Hasura migrating to Rust?

I would like to counter the gloom of this thread with a happy tale of conversion.

My work codebase was 100% Python until a few months ago, for the usual reasons:

  1. There is a large pool of Python developers;
  2. Python is easy to get started, so it feels productive at first;
  3. There is a large ecosystem of third-party libraries ( e.g. how many programming languages have a large weather science toolkit available ?

But of course, slowly, cracks in the foundation appeared. Python is slow for most things. People started dreading refactorings. Surprise “one-off” bugs in production due to a sentinel None happen at least once a week. All of this has contributed in limiting our technical velocity as the business scales.

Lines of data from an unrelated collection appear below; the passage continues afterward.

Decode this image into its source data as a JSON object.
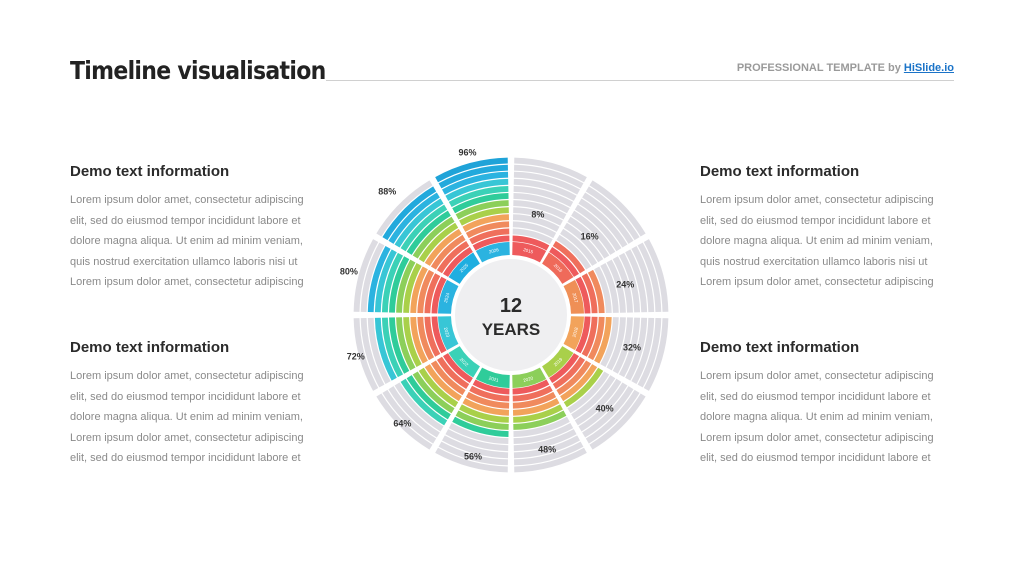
{
  "header": {
    "title": "Timeline visualisation",
    "brand_prefix": "PROFESSIONAL TEMPLATE by ",
    "brand_link": "HiSlide.io"
  },
  "blocks": [
    {
      "heading": "Demo text information",
      "lines": [
        "Lorem ipsum dolor amet, consectetur adipiscing",
        "elit, sed do eiusmod tempor incididunt  labore et",
        "dolore magna aliqua. Ut enim ad minim veniam,",
        "quis nostrud exercitation ullamco laboris nisi ut",
        "Lorem ipsum dolor amet, consectetur adipiscing"
      ]
    },
    {
      "heading": "Demo text information",
      "lines": [
        "Lorem ipsum dolor amet, consectetur adipiscing",
        "elit, sed do eiusmod tempor incididunt  labore et",
        "dolore magna aliqua. Ut enim ad minim veniam,",
        "Lorem ipsum dolor amet, consectetur adipiscing",
        "elit, sed do eiusmod tempor incididunt  labore et"
      ]
    },
    {
      "heading": "Demo text information",
      "lines": [
        "Lorem ipsum dolor amet, consectetur adipiscing",
        "elit, sed do eiusmod tempor incididunt  labore et",
        "dolore magna aliqua. Ut enim ad minim veniam,",
        "quis nostrud exercitation ullamco laboris nisi ut",
        "Lorem ipsum dolor amet, consectetur adipiscing"
      ]
    },
    {
      "heading": "Demo text information",
      "lines": [
        "Lorem ipsum dolor amet, consectetur adipiscing",
        "elit, sed do eiusmod tempor incididunt  labore et",
        "dolore magna aliqua. Ut enim ad minim veniam,",
        "Lorem ipsum dolor amet, consectetur adipiscing",
        "elit, sed do eiusmod tempor incididunt  labore et"
      ]
    }
  ],
  "wheel": {
    "center_number": "12",
    "center_label": "YEARS",
    "years": [
      "2015",
      "2016",
      "2017",
      "2018",
      "2019",
      "2020",
      "2021",
      "2022",
      "2023",
      "2024",
      "2025",
      "2026"
    ],
    "percents": [
      "8%",
      "16%",
      "24%",
      "32%",
      "40%",
      "48%",
      "56%",
      "64%",
      "72%",
      "80%",
      "88%",
      "96%"
    ],
    "progress": [
      8,
      16,
      24,
      32,
      40,
      48,
      56,
      64,
      72,
      80,
      88,
      96
    ],
    "colors": {
      "ring": [
        "#ee5a5c",
        "#f08a5d",
        "#f0a04b",
        "#a9d04a",
        "#8ccf5a",
        "#2fcc9a",
        "#3bd1b7",
        "#38c6d6",
        "#2bb3e0",
        "#ffffff",
        "#d9d8de"
      ],
      "year_colors": [
        "#ee5a5c",
        "#ef6a5a",
        "#ef8f56",
        "#f2a35b",
        "#a9d04a",
        "#8ccf5a",
        "#2fcc9a",
        "#3bd1b7",
        "#38c6d6",
        "#2bb3e0",
        "#1faee0",
        "#2bb3e0"
      ],
      "track": "#dddce2",
      "center": "#efeff1"
    }
  }
}
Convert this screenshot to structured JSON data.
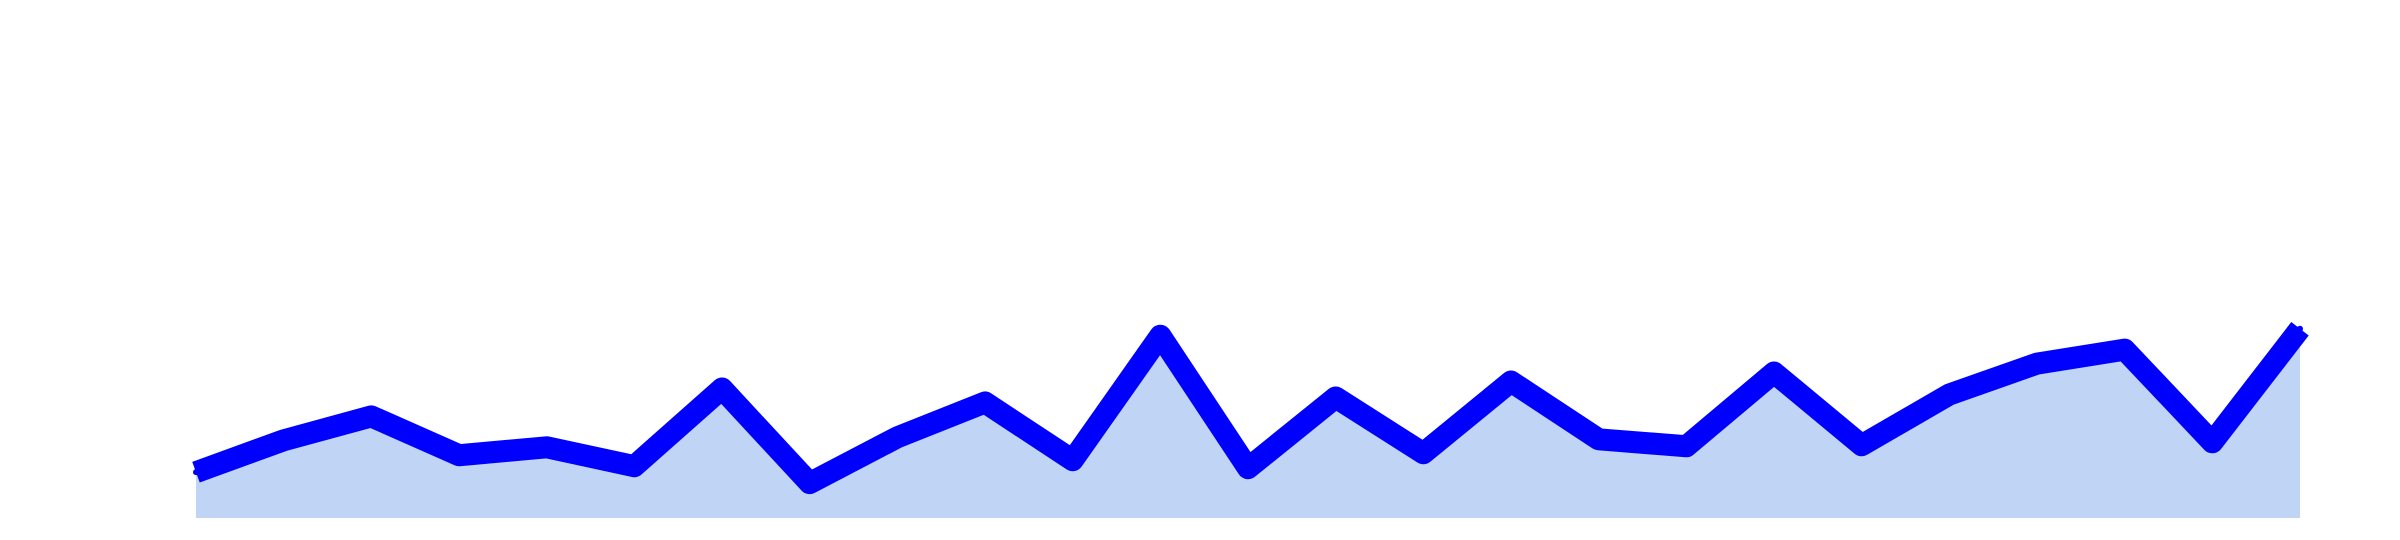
{
  "chart_data": {
    "type": "area",
    "title": "",
    "xlabel": "",
    "ylabel": "",
    "x": [
      0,
      1,
      2,
      3,
      4,
      5,
      6,
      7,
      8,
      9,
      10,
      11,
      12,
      13,
      14,
      15,
      16,
      17,
      18,
      19,
      20,
      21,
      22,
      23,
      24
    ],
    "series": [
      {
        "values": [
          4.6,
          7.8,
          10.2,
          6.3,
          7.1,
          5.2,
          13.0,
          3.5,
          8.1,
          11.6,
          5.8,
          18.3,
          5.0,
          12.1,
          6.5,
          13.7,
          7.9,
          7.2,
          14.6,
          7.3,
          12.4,
          15.5,
          16.9,
          7.6,
          19.0
        ],
        "line_color": "#0000ff",
        "fill_color": "#c0d4f5"
      }
    ],
    "xlim": [
      0,
      24
    ],
    "ylim": [
      0,
      52
    ],
    "grid": false,
    "legend": "none",
    "axes_visible": false
  }
}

After some experimentation, we’ve started using Haskell for a new key area where we want to grow, and our results are simply stellar. This area plays into Haskell’s strengths:

  1. Refactoring is a breeze, which has made us bolder. This is a huge plus for a startup;
  2. Parallel performance is unmatched, especially given that I put very little effort in it. We’ve been able to tackle problems at a scale we would never have touched before;
  3. The single-threaded performance bump has allowed us to re-wire our brain and express ourselves better, instead of trying to fit everything in a numpy and pandas context;
  4. An architecture based on monad transformers has made it possible to run the same code in separate contexts (e.g. experimentation vs production) in ways which has been a pain in our previous Python efforts;
  5. No sentinel None has crashed our system yet, which I’m very happy about :wink:

Sure we bumped against a nasty memory leak once, but to be fair I was being silly (import Data.Map as Strict instead of import Data.Map.Strict as Strict).

Overall I would say that there are many good reasons for a start-up to use Haskell, as long as the tradeoffs match the use-case.